The man’s lawyers argued that the woman had engaged in a relentless campaign of harassment. Amongst other things, she had threatened to disclose details of the relationship to his work colleagues and to ‘go to the tabloids’ unless he paid her £3 million in what she described as maintenance.

In ruling on the man’s case, the Court noted that it is not necessarily unreasonable for a pregnant woman to pursue a father in search of decisions about what is to be done, and how it is to be paid for. The man could reasonably have expected to receive such communications as a consequence of having unprotected sex with the woman, however inconvenient that might be.
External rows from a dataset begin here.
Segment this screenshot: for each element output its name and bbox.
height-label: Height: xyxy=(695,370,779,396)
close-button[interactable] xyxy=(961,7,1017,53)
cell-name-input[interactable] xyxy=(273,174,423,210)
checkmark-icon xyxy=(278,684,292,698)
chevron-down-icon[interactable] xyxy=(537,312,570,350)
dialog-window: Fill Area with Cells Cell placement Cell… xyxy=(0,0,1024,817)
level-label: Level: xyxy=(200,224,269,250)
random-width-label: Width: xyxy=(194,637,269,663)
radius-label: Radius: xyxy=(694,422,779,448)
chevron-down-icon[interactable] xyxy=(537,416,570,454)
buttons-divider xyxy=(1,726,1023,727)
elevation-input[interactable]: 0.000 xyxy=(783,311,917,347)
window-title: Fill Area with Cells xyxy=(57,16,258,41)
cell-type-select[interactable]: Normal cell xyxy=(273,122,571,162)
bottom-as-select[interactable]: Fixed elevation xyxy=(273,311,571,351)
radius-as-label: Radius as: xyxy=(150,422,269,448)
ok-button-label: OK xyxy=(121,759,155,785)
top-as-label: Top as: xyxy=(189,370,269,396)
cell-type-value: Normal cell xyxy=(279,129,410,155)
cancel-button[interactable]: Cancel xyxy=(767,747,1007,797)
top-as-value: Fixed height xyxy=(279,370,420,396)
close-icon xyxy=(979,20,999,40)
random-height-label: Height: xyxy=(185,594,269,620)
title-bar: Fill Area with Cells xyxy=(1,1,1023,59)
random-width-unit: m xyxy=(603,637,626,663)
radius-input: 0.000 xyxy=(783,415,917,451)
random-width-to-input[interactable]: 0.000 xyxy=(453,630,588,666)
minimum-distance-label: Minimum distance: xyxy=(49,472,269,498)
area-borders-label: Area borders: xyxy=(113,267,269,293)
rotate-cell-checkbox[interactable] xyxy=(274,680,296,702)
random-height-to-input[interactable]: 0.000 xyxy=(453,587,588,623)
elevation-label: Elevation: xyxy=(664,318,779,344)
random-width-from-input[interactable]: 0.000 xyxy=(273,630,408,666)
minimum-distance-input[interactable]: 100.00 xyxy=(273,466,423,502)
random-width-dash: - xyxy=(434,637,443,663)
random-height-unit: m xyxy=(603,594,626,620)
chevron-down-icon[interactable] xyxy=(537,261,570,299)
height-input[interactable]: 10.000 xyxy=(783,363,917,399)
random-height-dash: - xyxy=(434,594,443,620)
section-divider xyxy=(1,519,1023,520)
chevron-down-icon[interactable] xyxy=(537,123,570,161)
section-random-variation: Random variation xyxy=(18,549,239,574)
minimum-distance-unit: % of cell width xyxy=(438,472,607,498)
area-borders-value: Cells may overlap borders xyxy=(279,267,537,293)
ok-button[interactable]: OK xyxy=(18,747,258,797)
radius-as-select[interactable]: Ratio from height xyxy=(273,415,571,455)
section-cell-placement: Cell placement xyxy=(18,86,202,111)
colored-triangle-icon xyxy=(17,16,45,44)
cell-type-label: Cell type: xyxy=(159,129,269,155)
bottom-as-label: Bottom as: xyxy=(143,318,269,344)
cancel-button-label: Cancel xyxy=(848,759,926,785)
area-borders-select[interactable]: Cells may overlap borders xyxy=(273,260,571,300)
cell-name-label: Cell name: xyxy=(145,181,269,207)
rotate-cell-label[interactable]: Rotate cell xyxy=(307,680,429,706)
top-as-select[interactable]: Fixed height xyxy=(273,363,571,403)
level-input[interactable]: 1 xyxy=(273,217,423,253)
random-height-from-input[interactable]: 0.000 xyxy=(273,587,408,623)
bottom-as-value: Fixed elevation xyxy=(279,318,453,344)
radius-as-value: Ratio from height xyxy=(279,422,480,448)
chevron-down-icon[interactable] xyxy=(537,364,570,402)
The Court noted, however, that, when the woman did in fact become pregnant, both the date of conception and the identity of the father were unclear.

In upholding the man’s breach of privacy claim, the Court noted that the law regards sexual activity as a classic instance of information in respect of which there is a reasonable expectation of privacy. Information that the woman had disclosed, or threatened to disclose, to third parties amounted to no more than prurient gossip in which there was no legitimate public interest.

The Court was satisfied that she had several times extracted money from the man on a patently false basis and that her course of conduct had, in some instances, overstepped the mark into harassment. The man was awarded £5,000 in damages in respect of the infringements of his privacy and the Court issued an injunction that placed wide-ranging constraints on the woman’s future behaviour. No separate award was made for the proved instances of harassment.